Une approche nationale, dans un cadre européen

Le ministre rappelle que l’action de la France pour la protection de la Méditerranée s’inscrit dans le cadre de directives européennes, la directive-cadre « Stratégie pour le milieu marin », dont l’application s’appuie sur les conventions internationales citées ci-dessus ; directive-cadre sur l’eau, dans son volet « eaux côtières ». L'action française s'inscrit donc dans un cadre global, et n'est, et ne peut être, indépendante.

Une question finalement occultée, ou une suffisance des moyens institutionnels actuels?

Le ministre n’est ainsi pas revenu sur la question relative à la réforme de l’UpM  évoquée par le sénateur, consistant à créer une « UpM à deux vitesses » afin de réussir à surmonter les difficultés que connaît l’institution, difficultés liées au processus décisionnel (règle de l’unanimité conduisant au blocage) mais aussi à son impuisance à tenter de résoudre le conflit israélo-palestinien (voir un article sur l'échec de l'UpM). L’absence de réponse du ministre à ce sujet pourrait être interprétée comme un rejet de cette proposition qui, de toutes façons, ne saurait être prise que par les membres de l’UpM dans leur ensemble, non par la France uniquement.
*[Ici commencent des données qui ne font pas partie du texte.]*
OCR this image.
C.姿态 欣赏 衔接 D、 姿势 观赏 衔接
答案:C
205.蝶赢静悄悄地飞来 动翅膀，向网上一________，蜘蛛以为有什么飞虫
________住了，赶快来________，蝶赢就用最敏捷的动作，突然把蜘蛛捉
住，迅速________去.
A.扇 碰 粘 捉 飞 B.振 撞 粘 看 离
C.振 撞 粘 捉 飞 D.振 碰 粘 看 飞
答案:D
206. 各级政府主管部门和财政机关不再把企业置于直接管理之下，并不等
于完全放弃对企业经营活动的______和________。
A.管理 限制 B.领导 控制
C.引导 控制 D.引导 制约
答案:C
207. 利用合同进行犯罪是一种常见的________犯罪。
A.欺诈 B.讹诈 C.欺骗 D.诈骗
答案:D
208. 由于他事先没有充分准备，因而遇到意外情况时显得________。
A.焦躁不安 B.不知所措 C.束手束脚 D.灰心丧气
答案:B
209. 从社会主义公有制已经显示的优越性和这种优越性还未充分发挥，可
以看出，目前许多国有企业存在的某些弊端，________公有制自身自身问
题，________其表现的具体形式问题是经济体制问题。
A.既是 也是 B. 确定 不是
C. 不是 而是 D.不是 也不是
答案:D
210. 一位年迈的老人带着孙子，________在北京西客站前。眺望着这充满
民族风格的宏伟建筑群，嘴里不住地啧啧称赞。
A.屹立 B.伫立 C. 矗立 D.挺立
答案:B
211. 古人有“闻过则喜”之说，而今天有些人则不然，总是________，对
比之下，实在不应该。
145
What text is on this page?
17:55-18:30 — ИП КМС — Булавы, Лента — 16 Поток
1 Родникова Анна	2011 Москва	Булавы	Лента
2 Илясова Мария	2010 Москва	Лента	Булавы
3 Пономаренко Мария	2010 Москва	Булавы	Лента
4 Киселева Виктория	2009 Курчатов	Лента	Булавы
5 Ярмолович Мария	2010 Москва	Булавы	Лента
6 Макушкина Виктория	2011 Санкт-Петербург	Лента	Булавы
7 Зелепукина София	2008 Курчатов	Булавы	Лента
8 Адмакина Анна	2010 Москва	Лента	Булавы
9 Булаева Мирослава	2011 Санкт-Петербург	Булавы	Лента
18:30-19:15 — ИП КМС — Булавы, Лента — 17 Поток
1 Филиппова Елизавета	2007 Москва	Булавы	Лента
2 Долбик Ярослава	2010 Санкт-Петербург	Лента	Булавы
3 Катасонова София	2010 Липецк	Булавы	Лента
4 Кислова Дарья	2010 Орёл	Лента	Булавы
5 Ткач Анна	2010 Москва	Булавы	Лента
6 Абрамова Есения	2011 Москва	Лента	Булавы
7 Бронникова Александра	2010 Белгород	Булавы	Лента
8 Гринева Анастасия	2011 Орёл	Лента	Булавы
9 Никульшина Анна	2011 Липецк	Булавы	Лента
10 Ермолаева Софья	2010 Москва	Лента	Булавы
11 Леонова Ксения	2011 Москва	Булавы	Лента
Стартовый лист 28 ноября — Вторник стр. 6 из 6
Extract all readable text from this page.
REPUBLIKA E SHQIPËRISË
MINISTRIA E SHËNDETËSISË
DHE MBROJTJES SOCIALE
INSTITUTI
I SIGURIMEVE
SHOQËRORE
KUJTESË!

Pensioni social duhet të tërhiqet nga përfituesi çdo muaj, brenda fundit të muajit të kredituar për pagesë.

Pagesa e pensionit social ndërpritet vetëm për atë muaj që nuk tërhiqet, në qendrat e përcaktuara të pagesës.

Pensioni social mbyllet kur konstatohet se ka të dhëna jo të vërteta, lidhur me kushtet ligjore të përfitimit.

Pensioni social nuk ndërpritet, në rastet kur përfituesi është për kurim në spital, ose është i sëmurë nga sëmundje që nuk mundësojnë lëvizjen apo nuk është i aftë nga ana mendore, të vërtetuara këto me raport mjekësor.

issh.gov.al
Il semblerait donc que la France n’entende pas faire cette proposition. Surtout, celle-ci n'est peut-être pas à l'ordre du jour dans un contexte de difficultés d'affirmation et de reconnaissance de l'UpM par les acteurs nationaux et régionaux (v. note Sentinelle "L'UpM, un processus relancé?", Anne Claire Dumouchel). Le moment est peut-être mal choisi ?

Ce simple rappel des instruments existants signifie peut-être pour le ministre qu’ils sont déjà suffisants, et doivent être exploités au mieux de leurs mécanismes ; en créer de nouveaux ne serait ainsi peut-être que les multiplier sans pour autant assurer leur effectivité. Il convient certainement de mettre davantage à profit les mécanismes existants. Mais, à l’inverse, cette réponse peut aussi témoigner du fait que la question de la lutte contre la pollution en Méditerranée est si complexe que, reposant sur la coopération des États riverains, elle ne peut être uniquement assumée par la France qui, dès lors, ne peut répondre seule aux propositions formulées par M. le sénateur. Finalement, le sénateur demande à ce que le ministre serve « d’aiguillon » pour relayer ces propositions aux ministres de l’écologie et de l’enseignement supérieur et de la recherche. S'il est bien une certitude, c'est que la politique de lutte contre la pollution dans la région implique de nombreux acteurs, tant politiques que scientifiques. La volonté des Etats de la région est la première condition pour faire fonctionner le système de lutte contre la pollution en Méditerranée.